Lettre à John Gregory Betancourt (14/05/1981)
Depuis la crise sanitaire du COVIDー19, vous l’aurez sans doute remarqué, la SF sud-coréenne pullule en salles, mais surtout sur les plateformes de streaming. Il y a une déferlante de ce genre, dans lequel l’Occident passa d’abord maître (SEOBOK 서복 de LEE Yongju 이용주 2021; Space Sweepers 승리호 de JO Sunghee 조성희 2021 ; The Silent Sea 고요의 바다 de CHOI Hangyong 최항용 2021…), néanmoins la Corée du Sud ne fut donc pas en reste : la littérature de la péninsule est plus que centenaire (Le village idéal 이상촌 de JEONG Yeongyu 정연규 1921; Les recherches du professeur K et autres nouvelles K박사의 연구 외 단편선 de KIM Dongin 김동인 1929…), son incursion dans le cinéma naquit par l’entremise du fantastique (The End of an Invisible Man 투명인의 최후 de LEE Changchun 이창춘 1960) et du sous genre de la SF de monstres qui pompa généreusement dans le kaijū eiga 怪獣映画 de l’ancien colonisateur pour de nombreuses productions locales (The Iron-eating Monster 불가사리 de KIM Myeongje 김명제 1962 (le Pulgasari sud-coréen) ; Yongary, Monster from the Deep 대괴수 용가리 de KIM Kiduk 김기덕 1967; Space Monster Wangmagwi 우주괴인 왕마귀 de GWON Hyeokjin 권혁진 1967 ; une version nord-coréenne Pulgasari 불가사리 de SHIN Sangok 신상옥 & CHONG Gonjo 정건조 1985). Rappelons que la Corée fut pendant longtemps envahie, occupée, colonisée par des empires (Chine, Japon, Occident…), considérée comme la crevette entre deux baleines, et qu’elle traversa de nombreuses calamités (guerre, famine, dictatures…), ce qui constitua hélas un excellent terreau pour l’imaginaire et la production d’une science-fiction balayant tous ses sous-genres : dystopie, uchronie, mécha/cyborg, post-apo, monstres/aliens, space opera… cependant comme la citation ci-dessus de Philip K. Dick le mentionna, la segmentation des genres est poreuse, et particulièrement en Corée, où l’on mélange allègrement les ingrédients afin de livrer une saveur plus coréenne à l’œuvre, comme elle sait si bien le faire dans d’autres domaines dans lesquels elle fut influencée et sut en tirer une variante adaptée à son esprit et sa société (religion, institutions, industrie…).

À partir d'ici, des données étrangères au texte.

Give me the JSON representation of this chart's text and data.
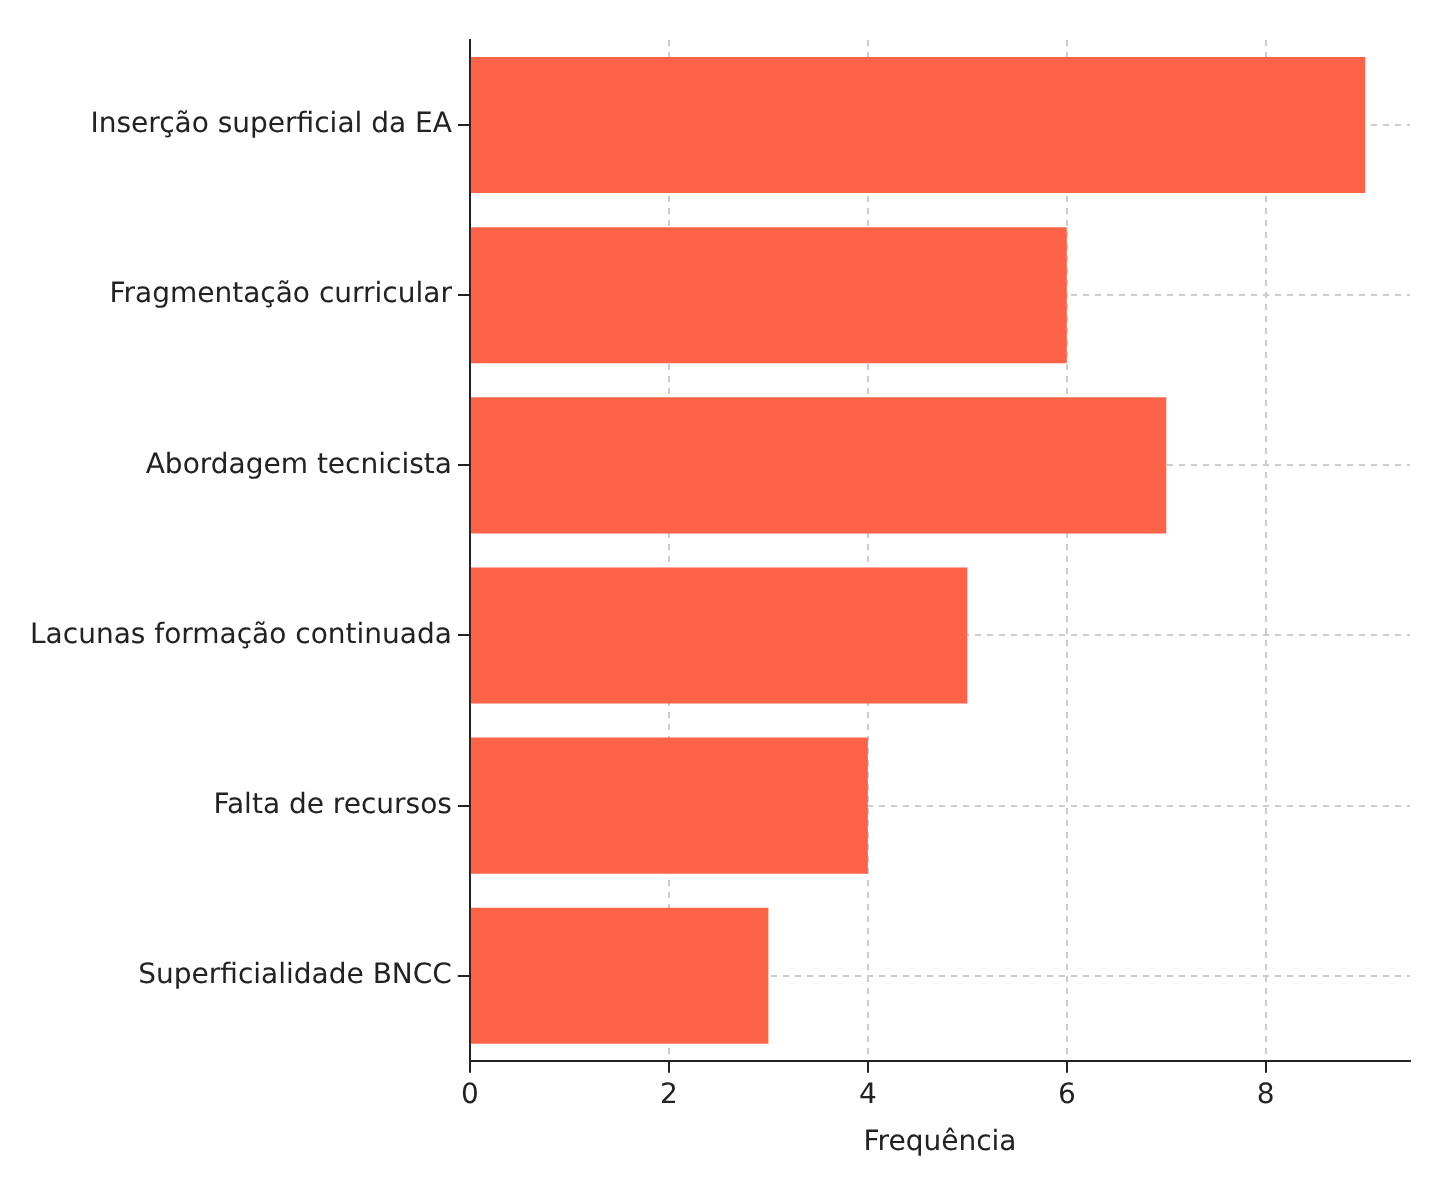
{
  "chart_data": {
    "type": "bar",
    "orientation": "horizontal",
    "xlabel": "Frequência",
    "categories": [
      "Inserção superficial da EA",
      "Fragmentação curricular",
      "Abordagem tecnicista",
      "Lacunas formação continuada",
      "Falta de recursos",
      "Superficialidade BNCC"
    ],
    "values": [
      9,
      6,
      7,
      5,
      4,
      3
    ],
    "color": "#ff6347",
    "xlim": [
      0,
      9.45
    ],
    "xticks": [
      0,
      2,
      4,
      6,
      8
    ],
    "grid": true,
    "legend": false
  }
}
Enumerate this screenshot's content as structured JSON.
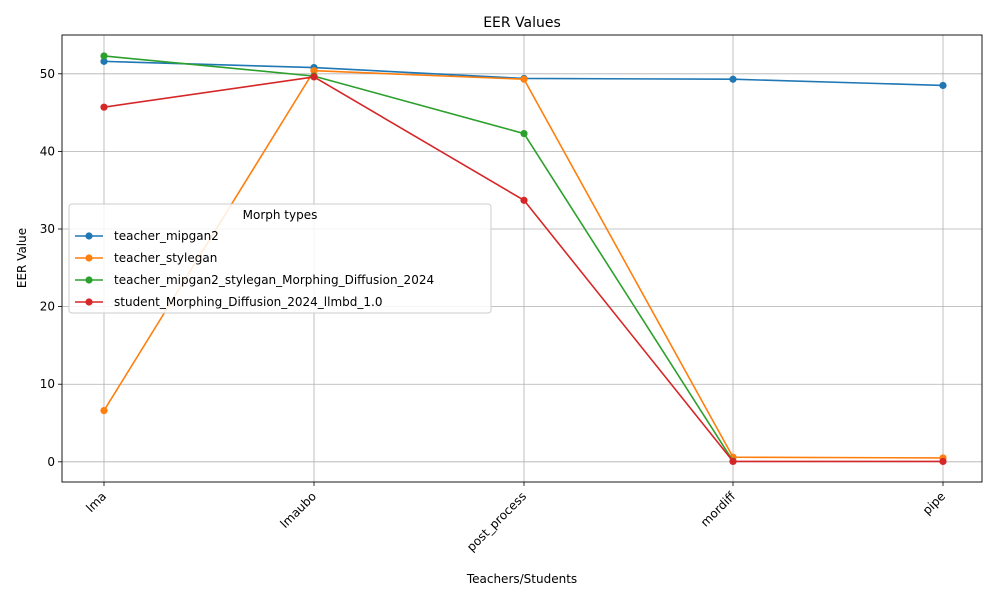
{
  "chart_data": {
    "type": "line",
    "title": "EER Values",
    "xlabel": "Teachers/Students",
    "ylabel": "EER Value",
    "categories": [
      "lma",
      "lmaubo",
      "post_process",
      "mordiff",
      "pipe"
    ],
    "ylim": [
      -2.6,
      55
    ],
    "yticks": [
      0,
      10,
      20,
      30,
      40,
      50
    ],
    "grid": true,
    "legend": {
      "title": "Morph types",
      "placement": "center-left"
    },
    "series": [
      {
        "name": "teacher_mipgan2",
        "color": "#1f77b4",
        "values": [
          51.6,
          50.8,
          49.4,
          49.3,
          48.5
        ]
      },
      {
        "name": "teacher_stylegan",
        "color": "#ff7f0e",
        "values": [
          6.6,
          50.4,
          49.3,
          0.6,
          0.5
        ]
      },
      {
        "name": "teacher_mipgan2_stylegan_Morphing_Diffusion_2024",
        "color": "#2ca02c",
        "values": [
          52.3,
          49.7,
          42.3,
          0.1,
          null
        ]
      },
      {
        "name": "student_Morphing_Diffusion_2024_llmbd_1.0",
        "color": "#d62728",
        "values": [
          45.7,
          49.6,
          33.7,
          0.05,
          0.05
        ]
      }
    ]
  }
}
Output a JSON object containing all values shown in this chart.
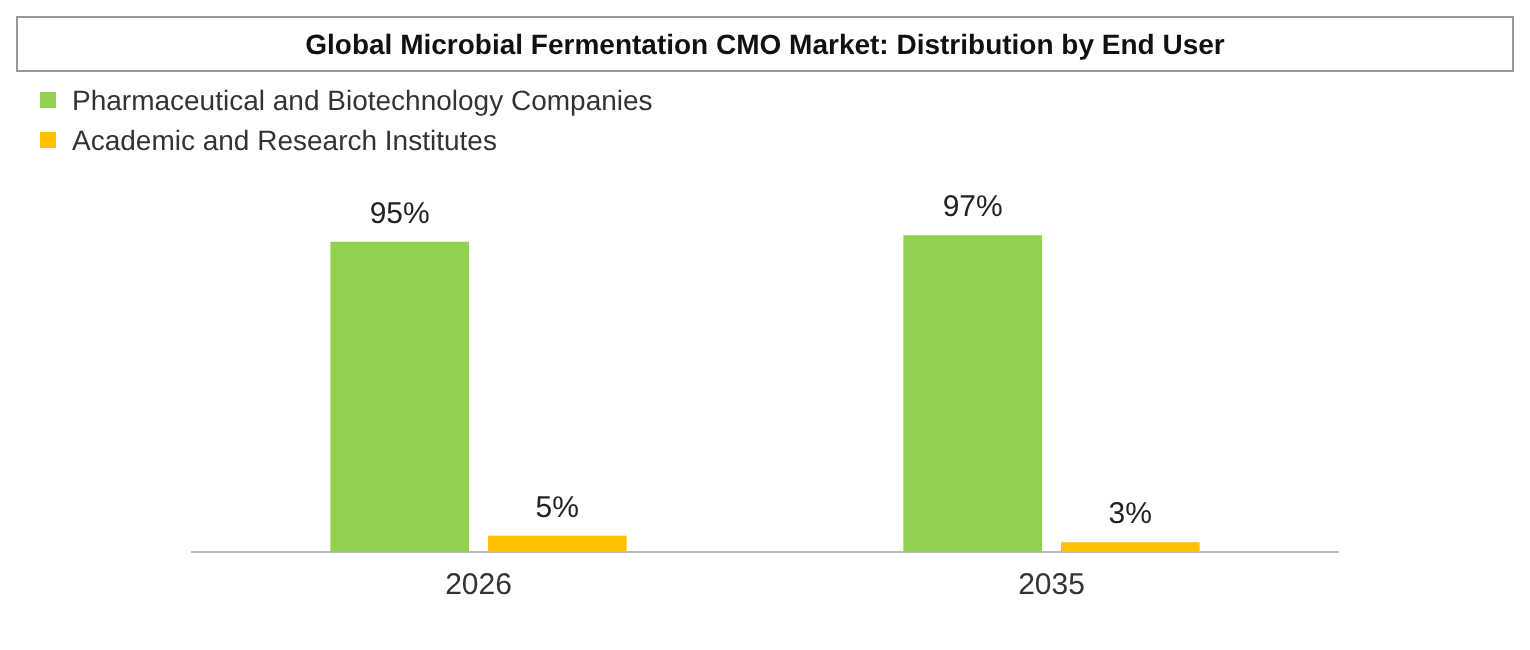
{
  "chart_data": {
    "type": "bar",
    "title": "Global Microbial Fermentation CMO Market: Distribution by End User",
    "categories": [
      "2026",
      "2035"
    ],
    "series": [
      {
        "name": "Pharmaceutical and Biotechnology Companies",
        "color": "#92d050",
        "values": [
          95,
          97
        ],
        "value_labels": [
          "95%",
          "97%"
        ]
      },
      {
        "name": "Academic and Research Institutes",
        "color": "#ffc000",
        "values": [
          5,
          3
        ],
        "value_labels": [
          "5%",
          "3%"
        ]
      }
    ],
    "legend": "top left",
    "grid": false
  }
}
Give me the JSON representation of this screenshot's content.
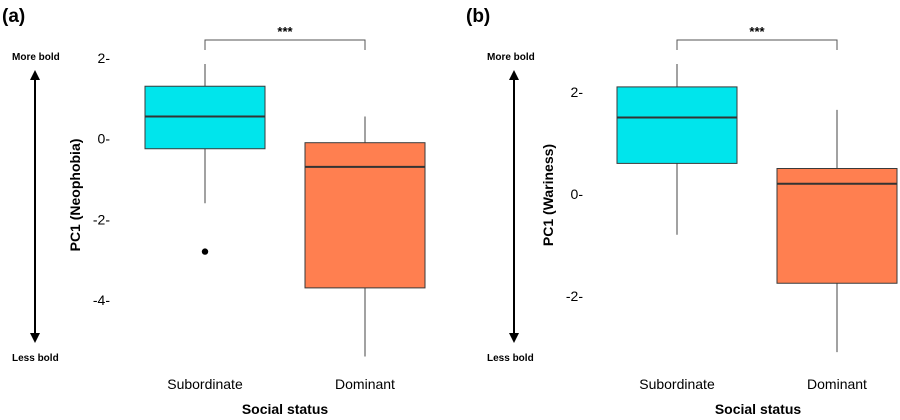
{
  "chart_data": [
    {
      "type": "box",
      "panel_label": "(a)",
      "ylabel": "PC1 (Neophobia)",
      "xlabel": "Social status",
      "categories": [
        "Subordinate",
        "Dominant"
      ],
      "yticks": [
        2,
        0,
        -2,
        -4
      ],
      "ytick_labels": [
        "2-",
        "0-",
        "-2-",
        "-4-"
      ],
      "ylim": [
        -5.4,
        2.1
      ],
      "arrow_top_label": "More bold",
      "arrow_bottom_label": "Less bold",
      "significance": "***",
      "boxes": [
        {
          "category": "Subordinate",
          "whisker_low": -1.6,
          "q1": -0.25,
          "median": 0.55,
          "q3": 1.3,
          "whisker_high": 1.85,
          "outliers": [
            -2.8
          ],
          "color": "#00e5ec"
        },
        {
          "category": "Dominant",
          "whisker_low": -5.4,
          "q1": -3.7,
          "median": -0.7,
          "q3": -0.1,
          "whisker_high": 0.55,
          "outliers": [],
          "color": "#ff7f50"
        }
      ]
    },
    {
      "type": "box",
      "panel_label": "(b)",
      "ylabel": "PC1 (Wariness)",
      "xlabel": "Social status",
      "categories": [
        "Subordinate",
        "Dominant"
      ],
      "yticks": [
        2,
        0,
        -2
      ],
      "ytick_labels": [
        "2-",
        "0-",
        "-2-"
      ],
      "ylim": [
        -3.1,
        2.55
      ],
      "arrow_top_label": "More bold",
      "arrow_bottom_label": "Less bold",
      "significance": "***",
      "boxes": [
        {
          "category": "Subordinate",
          "whisker_low": -0.8,
          "q1": 0.6,
          "median": 1.5,
          "q3": 2.1,
          "whisker_high": 2.55,
          "outliers": [],
          "color": "#00e5ec"
        },
        {
          "category": "Dominant",
          "whisker_low": -3.1,
          "q1": -1.75,
          "median": 0.2,
          "q3": 0.5,
          "whisker_high": 1.65,
          "outliers": [],
          "color": "#ff7f50"
        }
      ]
    }
  ]
}
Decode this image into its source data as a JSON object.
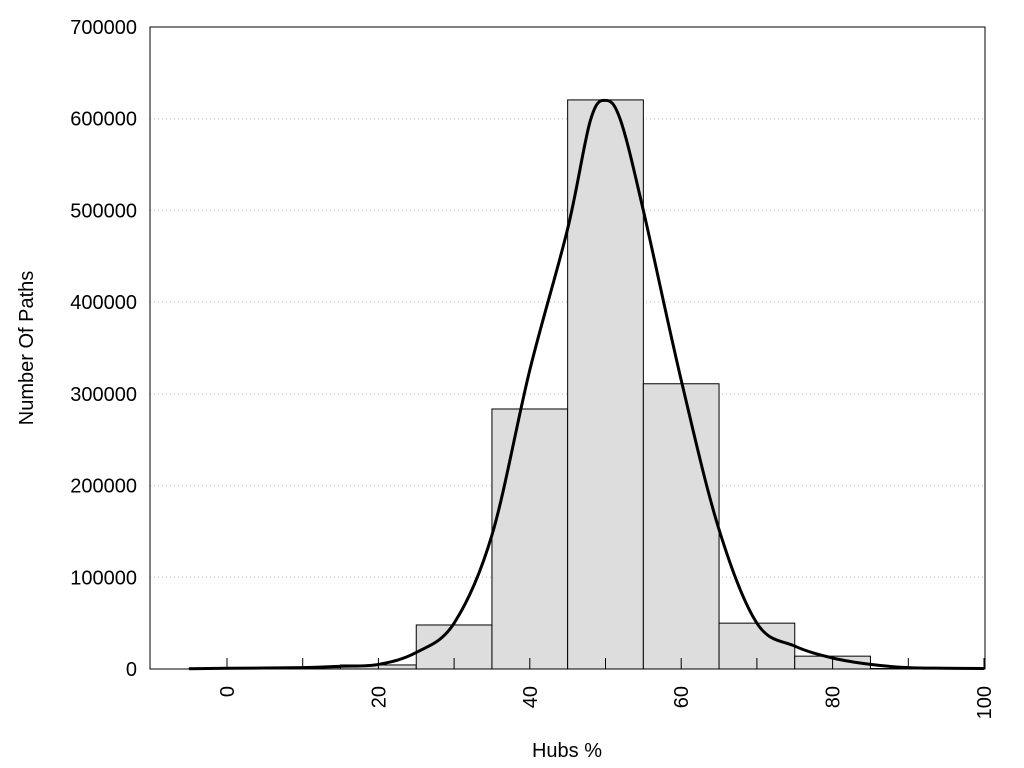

Quelques lectures SF à trouver en médiathèques et au Centre Culturel Coréen
(toutes les références en fin d’article)
De multiples facteurs expliquent cette malchanceuse tendance, autant structurels que conjoncturels. Retour sur une construction politique et économique d’une puissance culturelle en devenir, que beaucoup raccourcissent en « Hallyu », vague coréenne avant la consécration par une Palme d’Or de BONG Joonho 봉준호 en 2019, marquant ainsi de façon historique les 100 ans de cinéma coréen, et entérinée par 4 Oscars en 2020 pour Parasite 기생충 (on revient sur ce doublé historique dans le podcast sur Mickey 17).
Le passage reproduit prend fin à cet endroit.